Today’s data integration requirement is more informed in real-time business processes and automation of mundane tasks, Dhillon explained. SnapLogic’s continued forward momentum in the data integration landscape saw the company named the only visionary in Gartner’s Magic Quadrant for Data Integration Tools, with other companies like Informatica — where Dhillon was once cofounder and CEO — as well as Microsoft, Oracle, Talend, IBM, and others.

Image of scatterplot graph showing various enterprises measured by completeness of vision in the X-axis and their ability to execute in the Y-axis. All findings can be found in the original copy of the article.

While the company moves about 2.7 trillion JSON documents through its system monthly, up from 10 million documents monthly about four to five years ago, Dhillon said the real headline is the change in data. The transition from relational data with rows and columns like an Excel spreadsheet to unstructured data like the web, is the real story in the future of data integration, Dhillon said.

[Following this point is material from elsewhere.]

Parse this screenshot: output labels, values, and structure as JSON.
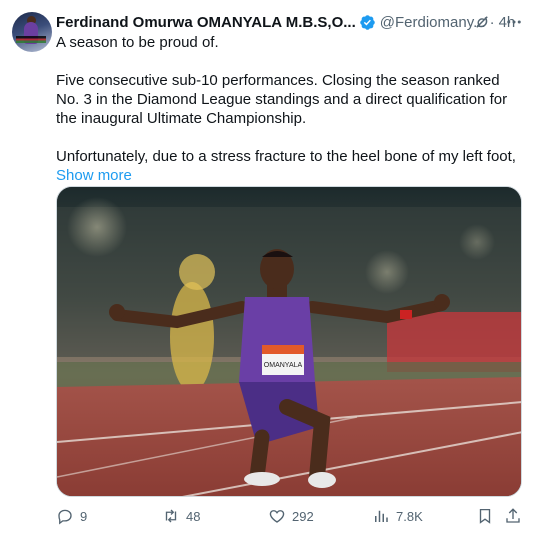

“There’s so much unstructured data in the world: web browsing, data from machines, data from routers and firewalls, and more. This type of data will become more important this year to next year, and even at the end of the decade. Therefore, companies that are built from the ground up to handle unstructured data are more likely to provide value to their customers.”

Key competitors and differentiation in the industry

Most enterprises, particularly service industries like banking and insurance, are most likely to have one-third of their employees moving data for the other two-thirds. This is a big problem that Dhillon claims is becoming bigger because of the amount of SaaS applications and unstructured data in the enterprise today.

SnapLogic’s first competitors are people writing codes by hand and those who get some open-source technology from GitHub to try to accomplish tasks. SnapLogic also has strong competition in legacy products from companies like Informatica, Microsoft, and IBM, as well as some new cloud products coming up and focusing on more cloud-based applications.

According to Dhillon, SnapLogic was built for hybrid-multicloud solutions providers. He claims SnapLogic is differentiated in the industry because of its capability to provide multicloud productivity in a way that both legacy companies and the new companies cannot.

Dhillon claims SnapLogic’s technology enables technical decision-makers to move beyond the frustrating process of data siloing. “Pillar applications like CRM, marketing apps, data warehouses all go to the cloud, and during this process, the legacy interconnectivity existing between these apps breaks. The most important thing for technical decision-makers today is that SnapLogic provides the connective tissues that connect data, application, supplies, and API management capabilities in one suite of products,” he concluded.